Roy’s first inclination was to launch an air strike over San Sebastian after reconnaissance photographs confirmed men and equipment were massing in the dead town. Dogan, though, had argued vehemently against that strategy. Yes, an air strike would successfully obliterate the canisters that were there, but who knew whether Mandala had more stored somewhere else. The only acceptable solution was a ground-based strike. Mandala would have to be neutralized. He could not be allowed to revive his mad plan another day.

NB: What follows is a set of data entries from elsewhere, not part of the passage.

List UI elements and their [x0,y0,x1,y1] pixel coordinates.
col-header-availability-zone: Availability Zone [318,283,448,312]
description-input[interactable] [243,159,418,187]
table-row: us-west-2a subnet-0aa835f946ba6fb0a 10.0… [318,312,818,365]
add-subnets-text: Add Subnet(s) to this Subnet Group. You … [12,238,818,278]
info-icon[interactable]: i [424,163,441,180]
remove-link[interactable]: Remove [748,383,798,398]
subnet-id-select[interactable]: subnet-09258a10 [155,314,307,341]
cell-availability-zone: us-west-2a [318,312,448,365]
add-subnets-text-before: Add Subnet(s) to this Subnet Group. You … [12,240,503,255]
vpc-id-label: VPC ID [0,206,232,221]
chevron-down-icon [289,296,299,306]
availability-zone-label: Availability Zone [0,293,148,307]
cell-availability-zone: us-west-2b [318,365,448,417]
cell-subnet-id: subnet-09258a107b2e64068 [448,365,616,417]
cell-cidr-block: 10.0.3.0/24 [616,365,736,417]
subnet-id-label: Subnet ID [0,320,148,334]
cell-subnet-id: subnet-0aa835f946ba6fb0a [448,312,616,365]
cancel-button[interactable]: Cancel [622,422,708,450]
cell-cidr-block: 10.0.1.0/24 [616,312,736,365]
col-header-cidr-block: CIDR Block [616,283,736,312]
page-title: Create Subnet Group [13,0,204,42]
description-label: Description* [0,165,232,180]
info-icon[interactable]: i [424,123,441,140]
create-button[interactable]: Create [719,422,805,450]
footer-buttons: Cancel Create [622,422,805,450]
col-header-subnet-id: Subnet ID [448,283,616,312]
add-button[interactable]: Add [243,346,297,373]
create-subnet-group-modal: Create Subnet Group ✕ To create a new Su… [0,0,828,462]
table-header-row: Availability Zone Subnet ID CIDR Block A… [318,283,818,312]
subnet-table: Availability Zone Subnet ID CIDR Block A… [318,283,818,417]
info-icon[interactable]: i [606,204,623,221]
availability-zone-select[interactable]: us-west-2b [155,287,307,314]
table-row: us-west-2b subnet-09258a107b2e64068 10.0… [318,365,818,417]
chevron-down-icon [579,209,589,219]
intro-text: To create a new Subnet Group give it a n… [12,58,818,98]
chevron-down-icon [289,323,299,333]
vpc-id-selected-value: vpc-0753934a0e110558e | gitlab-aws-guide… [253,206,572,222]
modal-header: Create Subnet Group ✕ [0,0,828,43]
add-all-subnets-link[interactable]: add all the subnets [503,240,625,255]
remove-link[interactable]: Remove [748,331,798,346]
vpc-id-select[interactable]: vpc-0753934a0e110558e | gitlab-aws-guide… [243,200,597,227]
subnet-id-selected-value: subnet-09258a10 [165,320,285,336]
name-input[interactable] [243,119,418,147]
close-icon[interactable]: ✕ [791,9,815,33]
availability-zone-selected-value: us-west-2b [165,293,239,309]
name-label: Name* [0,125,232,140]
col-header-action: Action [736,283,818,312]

Ultimately Roy had relented and set about getting the bureaucracy in motion to call up the elite Rangers for a foreign operation. The two C-160 cargo-personnel transports had left at nine the previous evening, allowing only a brief stop in Panama for refueling en route to their target in Colombia. By launching an attack from the hillsides surrounding San Sebastian, the Rangers could effectively surround Mandala’s troops. Up till now things had gone miraculously without a hitch.

The red light flashed on. Wordlessly the Rangers shuffled to their feet. Dogan fell in step among them, taking a place in line. He was here under CIA authority but answerable to the Rangers’ commander. His job was to get Mandala while the Rangers took care of the rest of the town.

Dogan swallowed as much air as he could. He had never enjoyed jumping even under the best of circumstances, so when it came to his turn he leaped from the ledge with feet trembling and eyes squeezed closed. The fall was swift and uncomfortable, the added weight in Dogan’s pack making it harder for him to stay with the group’s dive pattern. He angled his body to keep close, shifting his pack to ease the strain. It included a pair of Laws rockets, the army’s miniature bazooka; a Mac-10 machine pistol with four spare clips; and Dogan’s favorite handgun, the Heckler and Koch P-9.